Barriere (mentali) contro il degrado
Come dicevo, in media passo otto ore l’anno in attesa a SMN, che in cinque anni fanno quaranta ore, passate con il naso all’insù a fissare il tabellone degli orari per capire quando (e se) il mio treno sarebbe arrivato. Più di una volta mi si sono avvicinati mendicanti vari a chiedere qualche spicciolo: ora riconosco di non essere appetibile quanto un turista giapponese con la Canon da 3 mila euro appesa al collo, ma nessuno mi ha mai forzato a dare soldi, né tanto meno ho subito rappresaglie mentre ero in fila alle biglietterie automatiche. Sì, ci sono molti cittadini rom che mendicano nel piazzale della stazione; sì, ci saranno stati dei furti, ma la soluzione è alzare una barriera? Il ragionamento – in piccolo – che ha portato Grandi Stazioni e il Prefetto di Firenze ad optare per la collocazione di transenne intorno alle biglietterie automatiche e alle banchine dei treni ad alta velocità, è lo stesso – in grande – di chi vorrebbe rispedire in massa i migranti che arrivano sulle coste italiane. Fra l’altro la scelta di vigilare l’accesso dei treni AV mostra come tutta l’operazione sia in sé una sceneggiata per evitare ai turisti e al popolo delle ventiquattrore di venire in contatto con chi vive in una situazione di oggettivo disagio e mendica per vivere.
Il doppio approccio usato per la cosiddetta riqualificazione smorza gli entusiasmi, almeno il mio. Perché siamo tutti d’accordo che avere negozi aperti fino alle 22 aumenti il controllo sociale incrociato, cosa che di per sé ridurrebbe il rischio di eventuali furti o comportamenti socialmente scorretti; siamo tutti felici di avere un bici-park in stazione che è sicuramente utilissimo per i tanti pendolari che si spostano in bici per le vie de centro – fa così green economy – ; ma in che modo transennare le biglietterie automatiche sarebbe riqualificare la stazione?

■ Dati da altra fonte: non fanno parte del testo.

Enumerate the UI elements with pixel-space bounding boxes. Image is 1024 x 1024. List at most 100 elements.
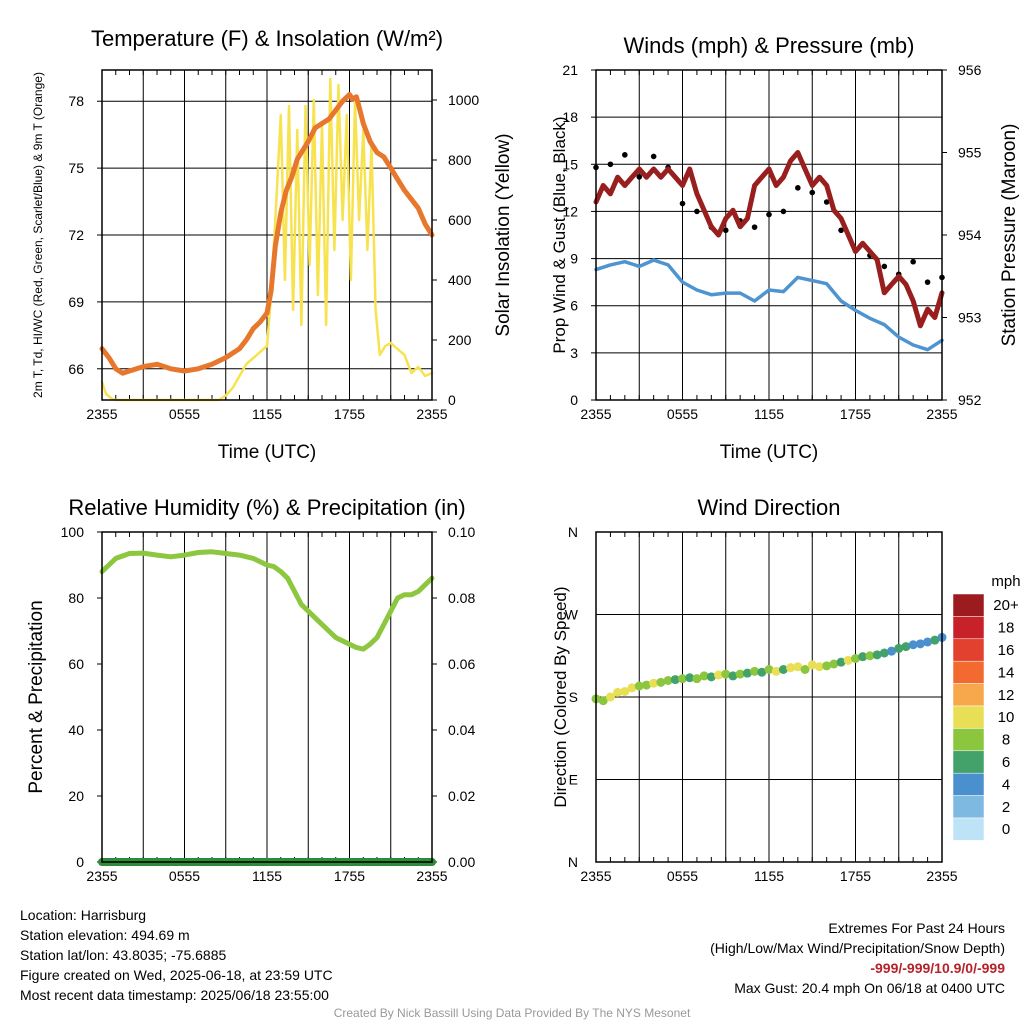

Queste barriere d’acciaio dovrebbero avere la funzione di proteggere gli utenti del treno dalle presunte molestie dei cittadini di etnia rom. Nel concreto sono la concretizzazione delle barriere mentali con cui ci si continua a rapportare alla marginalità.
Se si vuole diminuire il numero di mendicanti o dei clochard che passano le loro notti alla fermata del 57 adiacente la stazione; se non si vogliono i furti e le “rappresaglie”, la soluzione si chiama inclusione, non transenne. Perché il bici-park fa molto green city, però poi se la soluzione è allontanare lo “zingaro”, più che green siamo black.
Riqualificare non vuol dire che dobbiamo far finta di vivere in una città perfetta, o quanto meno convincere di ciò il turista alla stazione e perciò impedire al mendicante di entrare a SMN – che vada nelle stazioni periferiche di Rifredi o Castello, dove non ci sono i giapponesi e gli americani. Ad una città, per riqualificarsi, non serve solo aprire più negozi, ma anche impegnarsi per garantire a tutti una vita dignitosa, fare in modo che a nessuno venga messa davanti una transenna e che nessuna persona sia concepita come un'imperfezione sgradita in un bel panorama da cartolina.